After 11 years of taking drugs for HIV, Dee Dee Poston is thinking about stopping her medication because she’s tired of the side effects.
“It’s bought me a lot of time,” Poston said to a group gathered Wednesday in Spokane. “But at the same time, quality of life beats quantity of life.”
Poston was among eight speakers who addressed 75 people in a World AIDS Day commemoration at the Northwest Museum of Arts and Culture. After the talks, the crowd went outside, stood in a circle with candles and called out names of more than 35 friends and family members who have died from AIDS.

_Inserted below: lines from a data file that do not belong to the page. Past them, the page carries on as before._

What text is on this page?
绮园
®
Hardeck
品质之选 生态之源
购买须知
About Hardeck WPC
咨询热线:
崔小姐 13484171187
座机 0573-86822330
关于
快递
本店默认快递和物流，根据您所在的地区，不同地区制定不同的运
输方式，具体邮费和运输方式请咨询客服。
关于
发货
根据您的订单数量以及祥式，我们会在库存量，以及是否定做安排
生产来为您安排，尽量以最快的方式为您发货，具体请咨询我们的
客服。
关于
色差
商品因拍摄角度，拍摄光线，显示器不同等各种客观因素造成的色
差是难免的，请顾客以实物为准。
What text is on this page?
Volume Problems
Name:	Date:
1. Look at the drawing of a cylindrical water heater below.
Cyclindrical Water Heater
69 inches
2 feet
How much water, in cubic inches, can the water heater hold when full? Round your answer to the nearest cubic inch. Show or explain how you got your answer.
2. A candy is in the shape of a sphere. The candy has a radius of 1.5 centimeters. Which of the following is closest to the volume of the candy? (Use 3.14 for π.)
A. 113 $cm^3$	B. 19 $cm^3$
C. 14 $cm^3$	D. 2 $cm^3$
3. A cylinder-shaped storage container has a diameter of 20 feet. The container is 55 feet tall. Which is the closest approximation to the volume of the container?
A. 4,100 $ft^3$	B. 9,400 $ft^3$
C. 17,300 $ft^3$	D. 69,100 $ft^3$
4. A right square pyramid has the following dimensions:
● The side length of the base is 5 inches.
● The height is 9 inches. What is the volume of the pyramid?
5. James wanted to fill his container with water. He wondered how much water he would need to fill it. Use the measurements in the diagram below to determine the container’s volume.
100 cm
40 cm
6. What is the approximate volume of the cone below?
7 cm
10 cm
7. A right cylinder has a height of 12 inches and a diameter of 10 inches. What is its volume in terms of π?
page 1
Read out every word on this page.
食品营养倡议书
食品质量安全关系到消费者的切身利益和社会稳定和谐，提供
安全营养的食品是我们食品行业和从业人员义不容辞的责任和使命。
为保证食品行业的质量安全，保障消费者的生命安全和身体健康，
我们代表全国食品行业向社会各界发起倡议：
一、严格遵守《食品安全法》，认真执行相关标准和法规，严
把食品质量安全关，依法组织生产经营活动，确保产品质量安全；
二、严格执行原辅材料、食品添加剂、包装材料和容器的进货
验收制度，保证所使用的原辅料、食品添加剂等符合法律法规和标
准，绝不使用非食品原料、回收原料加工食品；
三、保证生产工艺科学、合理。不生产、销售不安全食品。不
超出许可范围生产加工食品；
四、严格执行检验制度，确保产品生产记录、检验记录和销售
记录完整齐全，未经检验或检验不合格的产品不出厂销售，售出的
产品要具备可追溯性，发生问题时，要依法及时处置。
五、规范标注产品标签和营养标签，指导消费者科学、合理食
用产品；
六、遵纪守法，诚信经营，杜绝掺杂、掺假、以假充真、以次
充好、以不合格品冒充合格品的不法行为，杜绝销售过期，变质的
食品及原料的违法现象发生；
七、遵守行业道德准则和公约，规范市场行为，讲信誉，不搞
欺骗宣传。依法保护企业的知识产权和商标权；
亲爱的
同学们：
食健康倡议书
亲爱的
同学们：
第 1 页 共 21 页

About 1,500 people are living with HIV in Eastern Washington. Poston is one of a growing number of women dealing with the virus that causes AIDS. Nationwide, women represent about 30 percent of newly diagnosed infections.
Part of the purpose of Wednesday’s event was to remind the public that AIDS remains a public health concern in the Inland Northwest, as in the rest of the world.
Eleven new cases of HIV were confirmed in 2003 in Spokane County, according to a Spokane Regional Health District report. Spokane area doctors are treating about 600 HIV patients, according to the Spokane AIDS Network.
“This isn’t a disease that’s fallen by the wayside. It’s right here in Spokane,” said Jim Breedlove, who was diagnosed with HIV in 1984 and with AIDS in 2000. “It can hit anyone. People can’t think that they can’t get it. It’s not a gay disease.”
Officials also encouraged people to get tested for the virus.
“The community needs to understand that this is not going away,” said Dr. Kim Thorburn, health district director. “People don’t realize that we’re quite impacted by this epidemic.”
Thorburn said most new cases of HIV in Spokane still are among gay men. However, the county is seeing more cases among women and non-white populations.
“We’re very much reflecting the shift in the demographics of it,” Thorburn said.
Spokane resident Anna Dalton told the crowd that she decided to get tested for HIV because she found out her former boyfriend had multiple sexual partners.
“I was devastated,” she said about testing positive in 1997. “I went into my deep depression.”
Now, although she has struggled with side effects from medication, “I’m doing great,” Dalton said.